Foi em 1902 que Willis Carrier, um engenheiro de 25 anos formado pela Universidade de Cornell, nos EUA, inventou um processo mecânico para condicionar o ar. O controle do clima finalmente foi colocado em prática, na verdade, para resolver o problema de uma empresa de impressão em dias quentes de Nova York, onde foi feita a primeira instalação por Carrier.

Ele teorizou que poderia retirar a umidade da fábrica através de resfriamento do ar por dutos artificialmente resfriados. Esse mecanismo, que controlava a temperatura e umidade, foi o primeiro exemplo de condicionador de ar contínuo por processo mecânico. Desse modo, a indústria têxtil, que também tinha grande necessidade de controle ambiental, foi o primeiro grande mercado para o condicionador de ar.

Porém, foi em 1906 que surgiu o termo “ar-condicionado”, com Stuart Cramer. O também norte-americano criou o seu próprio aparelho a fim de explorar formas de adicionar umidade ao ar em sua fábrica de tecidos, usando-o em um pedido de patente efetuado naquele ano. Carrier acabou adotando também o termo e incorporou-o no nome da sua empresa.

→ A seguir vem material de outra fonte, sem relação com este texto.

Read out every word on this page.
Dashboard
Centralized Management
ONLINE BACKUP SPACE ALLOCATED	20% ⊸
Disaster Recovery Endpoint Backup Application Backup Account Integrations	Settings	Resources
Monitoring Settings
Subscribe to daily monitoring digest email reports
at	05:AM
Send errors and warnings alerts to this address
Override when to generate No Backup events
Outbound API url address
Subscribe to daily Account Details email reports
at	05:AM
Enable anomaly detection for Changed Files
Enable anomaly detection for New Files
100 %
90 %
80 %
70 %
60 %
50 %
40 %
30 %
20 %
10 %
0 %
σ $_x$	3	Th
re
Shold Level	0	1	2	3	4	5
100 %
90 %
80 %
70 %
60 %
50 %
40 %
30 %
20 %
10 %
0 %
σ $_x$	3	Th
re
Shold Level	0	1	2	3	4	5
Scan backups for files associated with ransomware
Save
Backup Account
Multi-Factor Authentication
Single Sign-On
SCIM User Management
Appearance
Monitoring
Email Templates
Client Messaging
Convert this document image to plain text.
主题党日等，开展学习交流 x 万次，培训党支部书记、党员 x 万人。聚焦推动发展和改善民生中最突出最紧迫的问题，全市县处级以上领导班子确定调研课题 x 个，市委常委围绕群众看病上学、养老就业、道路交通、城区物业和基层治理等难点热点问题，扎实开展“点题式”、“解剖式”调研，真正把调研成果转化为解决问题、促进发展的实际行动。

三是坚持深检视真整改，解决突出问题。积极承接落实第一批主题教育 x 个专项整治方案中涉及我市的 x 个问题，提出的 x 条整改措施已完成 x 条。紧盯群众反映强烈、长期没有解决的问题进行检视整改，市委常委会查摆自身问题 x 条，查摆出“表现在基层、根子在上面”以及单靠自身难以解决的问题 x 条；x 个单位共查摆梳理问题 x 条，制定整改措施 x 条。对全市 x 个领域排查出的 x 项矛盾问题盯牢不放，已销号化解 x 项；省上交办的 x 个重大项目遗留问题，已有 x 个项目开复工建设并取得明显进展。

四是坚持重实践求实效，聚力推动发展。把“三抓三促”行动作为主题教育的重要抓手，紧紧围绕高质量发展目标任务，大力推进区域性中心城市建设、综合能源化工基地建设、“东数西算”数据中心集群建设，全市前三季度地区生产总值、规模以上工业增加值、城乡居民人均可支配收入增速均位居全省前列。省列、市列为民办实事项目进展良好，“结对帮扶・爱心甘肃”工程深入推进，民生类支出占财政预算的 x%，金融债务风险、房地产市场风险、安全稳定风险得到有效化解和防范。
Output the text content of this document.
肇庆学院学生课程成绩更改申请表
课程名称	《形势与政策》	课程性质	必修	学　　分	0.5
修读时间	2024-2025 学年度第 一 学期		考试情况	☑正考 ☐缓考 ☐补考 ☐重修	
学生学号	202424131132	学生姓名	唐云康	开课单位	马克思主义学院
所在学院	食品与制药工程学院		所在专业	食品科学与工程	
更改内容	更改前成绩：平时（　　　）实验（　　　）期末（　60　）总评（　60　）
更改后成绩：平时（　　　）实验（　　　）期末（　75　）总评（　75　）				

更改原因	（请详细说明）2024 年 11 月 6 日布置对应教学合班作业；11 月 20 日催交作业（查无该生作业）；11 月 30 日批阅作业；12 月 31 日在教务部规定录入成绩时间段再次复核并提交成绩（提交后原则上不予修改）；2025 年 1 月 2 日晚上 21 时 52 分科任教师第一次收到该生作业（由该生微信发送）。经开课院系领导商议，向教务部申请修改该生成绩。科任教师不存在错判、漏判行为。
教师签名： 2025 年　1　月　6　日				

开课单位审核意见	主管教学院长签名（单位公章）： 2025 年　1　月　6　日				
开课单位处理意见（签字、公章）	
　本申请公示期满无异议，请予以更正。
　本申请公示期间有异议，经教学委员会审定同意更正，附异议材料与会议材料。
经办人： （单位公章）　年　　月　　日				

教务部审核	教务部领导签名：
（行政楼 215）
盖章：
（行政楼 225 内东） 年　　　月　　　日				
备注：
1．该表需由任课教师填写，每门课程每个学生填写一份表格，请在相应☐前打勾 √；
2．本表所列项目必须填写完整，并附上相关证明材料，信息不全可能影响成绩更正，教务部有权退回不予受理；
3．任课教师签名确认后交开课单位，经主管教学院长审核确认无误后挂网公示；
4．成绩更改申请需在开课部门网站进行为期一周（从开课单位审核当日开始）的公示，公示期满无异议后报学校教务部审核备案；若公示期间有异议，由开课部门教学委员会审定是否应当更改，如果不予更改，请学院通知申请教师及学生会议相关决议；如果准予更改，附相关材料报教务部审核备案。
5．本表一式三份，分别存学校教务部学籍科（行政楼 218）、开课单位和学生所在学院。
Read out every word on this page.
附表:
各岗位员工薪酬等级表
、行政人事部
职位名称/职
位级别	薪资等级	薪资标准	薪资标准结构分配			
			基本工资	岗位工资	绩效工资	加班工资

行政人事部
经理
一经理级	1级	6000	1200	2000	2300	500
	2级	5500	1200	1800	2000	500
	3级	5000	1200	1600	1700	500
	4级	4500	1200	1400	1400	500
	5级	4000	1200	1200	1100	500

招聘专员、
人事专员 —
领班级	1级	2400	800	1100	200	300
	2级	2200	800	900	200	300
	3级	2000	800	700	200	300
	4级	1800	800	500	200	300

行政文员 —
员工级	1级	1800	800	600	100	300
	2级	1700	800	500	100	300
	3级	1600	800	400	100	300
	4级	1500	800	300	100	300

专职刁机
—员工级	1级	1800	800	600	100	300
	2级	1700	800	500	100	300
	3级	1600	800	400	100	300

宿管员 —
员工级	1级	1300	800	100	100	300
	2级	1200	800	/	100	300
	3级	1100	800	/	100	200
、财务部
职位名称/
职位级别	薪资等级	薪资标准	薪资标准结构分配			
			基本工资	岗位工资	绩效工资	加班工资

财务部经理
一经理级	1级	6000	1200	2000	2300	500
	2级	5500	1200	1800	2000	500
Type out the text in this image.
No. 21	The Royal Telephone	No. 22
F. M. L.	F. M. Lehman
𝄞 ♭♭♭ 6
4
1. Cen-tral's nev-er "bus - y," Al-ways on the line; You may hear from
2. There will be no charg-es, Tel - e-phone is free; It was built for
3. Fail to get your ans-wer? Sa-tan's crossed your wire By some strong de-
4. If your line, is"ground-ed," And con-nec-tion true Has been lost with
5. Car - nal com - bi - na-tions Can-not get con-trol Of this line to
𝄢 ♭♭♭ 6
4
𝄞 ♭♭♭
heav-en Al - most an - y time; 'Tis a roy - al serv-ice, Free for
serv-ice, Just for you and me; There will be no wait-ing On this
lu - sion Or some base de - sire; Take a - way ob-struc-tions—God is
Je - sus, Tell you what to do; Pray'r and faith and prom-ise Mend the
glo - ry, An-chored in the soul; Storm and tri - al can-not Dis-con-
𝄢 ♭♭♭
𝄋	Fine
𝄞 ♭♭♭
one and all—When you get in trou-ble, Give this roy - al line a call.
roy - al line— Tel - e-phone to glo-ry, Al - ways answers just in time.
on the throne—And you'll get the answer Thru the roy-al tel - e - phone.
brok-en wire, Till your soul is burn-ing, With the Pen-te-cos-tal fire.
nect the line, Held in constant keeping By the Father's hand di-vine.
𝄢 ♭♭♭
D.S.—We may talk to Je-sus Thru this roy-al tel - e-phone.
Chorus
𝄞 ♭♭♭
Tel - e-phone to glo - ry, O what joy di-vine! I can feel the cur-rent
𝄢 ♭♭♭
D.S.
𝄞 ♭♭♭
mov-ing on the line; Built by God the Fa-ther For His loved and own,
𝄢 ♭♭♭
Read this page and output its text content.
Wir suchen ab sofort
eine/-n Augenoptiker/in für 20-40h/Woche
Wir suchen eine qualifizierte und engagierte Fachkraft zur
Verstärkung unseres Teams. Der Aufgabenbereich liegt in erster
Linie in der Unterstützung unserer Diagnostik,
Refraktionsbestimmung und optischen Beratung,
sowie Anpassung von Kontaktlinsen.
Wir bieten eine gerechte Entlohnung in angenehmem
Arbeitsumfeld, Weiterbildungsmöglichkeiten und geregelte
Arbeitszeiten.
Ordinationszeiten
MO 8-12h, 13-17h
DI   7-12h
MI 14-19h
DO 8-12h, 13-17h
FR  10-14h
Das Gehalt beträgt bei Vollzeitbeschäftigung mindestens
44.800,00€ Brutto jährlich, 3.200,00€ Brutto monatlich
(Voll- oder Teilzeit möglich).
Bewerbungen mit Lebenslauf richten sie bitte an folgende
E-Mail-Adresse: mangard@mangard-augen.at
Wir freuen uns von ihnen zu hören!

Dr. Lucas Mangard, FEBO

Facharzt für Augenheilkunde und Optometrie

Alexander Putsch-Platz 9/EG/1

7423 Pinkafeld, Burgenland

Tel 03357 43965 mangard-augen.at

Os primeiros aparelhos de ar condicionado, assim como os frigoríficos, empregavam gases tóxicos ou inflamáveis como a amônia, o clorometano e o propano, o que poderia resultar em acidentes fatais se houvesse um vazamento.

1910 – Começo a longo prazo

Mansão foi a primeira a receber uma instalação residencial

A invenção demorou a se popularizar porque, em um primeiro momento, seus inventores ainda não tinham percebido o potencial daquelas máquinas de ar frio. A primeira aplicação residencial do ar-condicionado foi feita em uma mansão de Minneapolis, no ano de 1914.

No mesmo ano, Carrier instalou o primeiro condicionador de ar hospitalar, no Allegheny General Hospital de Pittsburgh. O sistema introduzia umidade extra em um berçário de partos prematuros, ajudando a reduzir a mortalidade causada pela desidratação.

Em 1919, o cinema Riviera, em Chicago, convidava os espectadores para sua “fábrica de congelamento”.